If you need to identify specific terms or text, create a facet as part of a dictionary entry instead. For example, use a dictionary facet for grouping the following types of information:

  • All products in the same family, Cloud Pak for Data, Cloud Pak for Automation, Cloud Pak for Security
  • All terms in the same category, carburetor, piston, valves

For more information, see Creating a facet by creating a dictionary.

To add a facet by identifying a pattern, complete the following steps:

  1. On the Improve and customize page, click Customize display, and then click Facets.

  2. Click New facet > By identifying a pattern.

  3. On the Create facet from a new pattern page, choose how you want to select documents. You can allow Discovery to select 10 random documents for you or you can select up to 20 documents yourself.

    If you select the documents yourself, follow these guidelines:

    • Choose documents that contain mentions of the pattern in every different format that you want the model to be able to recognize later.

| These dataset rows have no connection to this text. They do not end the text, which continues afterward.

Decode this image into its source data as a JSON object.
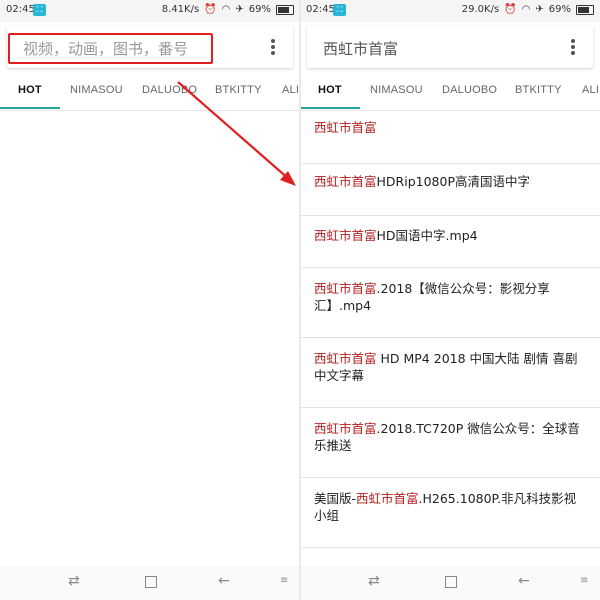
{
  "left": {
    "status": {
      "time": "02:45",
      "speed": "8.41K/s",
      "battery": "69%"
    },
    "search": {
      "placeholder": "视频，动画，图书，番号"
    },
    "tabs": [
      "HOT",
      "NIMASOU",
      "DALUOBO",
      "BTKITTY",
      "ALI"
    ]
  },
  "right": {
    "status": {
      "time": "02:45",
      "speed": "29.0K/s",
      "battery": "69%"
    },
    "search": {
      "value": "西虹市首富"
    },
    "tabs": [
      "HOT",
      "NIMASOU",
      "DALUOBO",
      "BTKITTY",
      "ALI"
    ],
    "results": [
      {
        "pre": "",
        "hl": "西虹市首富",
        "post": ""
      },
      {
        "pre": "",
        "hl": "西虹市首富",
        "post": "HDRip1080P高清国语中字"
      },
      {
        "pre": "",
        "hl": "西虹市首富",
        "post": "HD国语中字.mp4"
      },
      {
        "pre": "",
        "hl": "西虹市首富",
        "post": ".2018【微信公众号：影视分享汇】.mp4"
      },
      {
        "pre": "",
        "hl": "西虹市首富",
        "post": " HD MP4 2018 中国大陆 剧情 喜剧 中文字幕"
      },
      {
        "pre": "",
        "hl": "西虹市首富",
        "post": ".2018.TC720P 微信公众号：全球音乐推送"
      },
      {
        "pre": "美国版-",
        "hl": "西虹市首富",
        "post": ".H265.1080P.非凡科技影视小组"
      },
      {
        "pre": "",
        "hl": "",
        "post": ""
      }
    ]
  },
  "icons": {
    "app_badge": "app-notification-icon",
    "wifi": "wifi-icon",
    "airplane": "airplane-icon",
    "alarm": "alarm-icon",
    "more": "more-vert-icon",
    "recent": "recent-apps-icon",
    "home": "home-icon",
    "back": "back-icon",
    "menu": "menu-icon"
  },
  "colors": {
    "highlight_text": "#b41e1e",
    "annotation_red": "#e02020",
    "tab_indicator": "#26a69a"
  }
}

    • If you want the model to understand ways that a term is used that don't fit the pattern, include a document that uses the term in the wrong way so you can intentionally omit its selection.

      For example, the pattern you want to add might capture mentions of clothing. In documents that mention a top to refer to a shirt, you would select top as a clothing mention. But, you might also want to include a document that mentions the top 3 fashion trends and purposely not select top when the term is used in this context. The omission teaches the model that top doesn't fit the pattern when the term is used to mean the best.

    • Include documents that have a maximum of 5,000 characters. Any document that exceeds the limit is truncated to 5,000 characters.

  4. Click Next.

  5. Select example words or phrases that fit the pattern that you want to define.

    For example, if you want to define a date pattern, start highlighting date mentions in each document. If you make a mistake, hover over the selection and click the x to delete it.

    Be sure to select every mention of the pattern. The model learns from what you omit as much as what you select.

  6. Continue selecting examples. After you identify enough examples, Discovery shows a list of suggested examples for you to validate. Choose Yes or No for each one.

    Click the Preview document icon if you want to confirm the example in context.

  7. Continue highlighting examples and validating suggestions until a message is displayed to indicate that you provided enough examples.

  8. Click the Review examples tab to review the lists of examples.

  9. If the examples are correct, click Save pattern.

If the system cannot determine a valid pattern, the Save pattern button is never enabled. The system cannot determine a valid pattern if you choose contradictory examples to illustrate the pattern. If you cannot save your work, click the Reset button to start over. The documents are returned to their original state and any examples that were identified previously are no longer selected.

After you save the pattern, the name that you specified for the facet label is shown in the list of facets.

When to use a pattern facet instead of a regular expression field

Creating a pattern-based facet is similar to creating a pattern from a field that is derived by applying the Regular expression enrichment to a collection.

  • If the information you want to capture follows strict formatting rules, you can use the Regular expression enrichment to find it. Apply the enrichment, and then you can use the resulting field as the source for the facet.
  • If the information you want to capture can occur in different formatting styles, the pattern facet is a better choice. For example, dates or currencies can be formatted in various ways. No single regex rule can capture all of the variations. With the pattern facet, you can provide multiple real-world examples that show the different ways in which the information can be specified.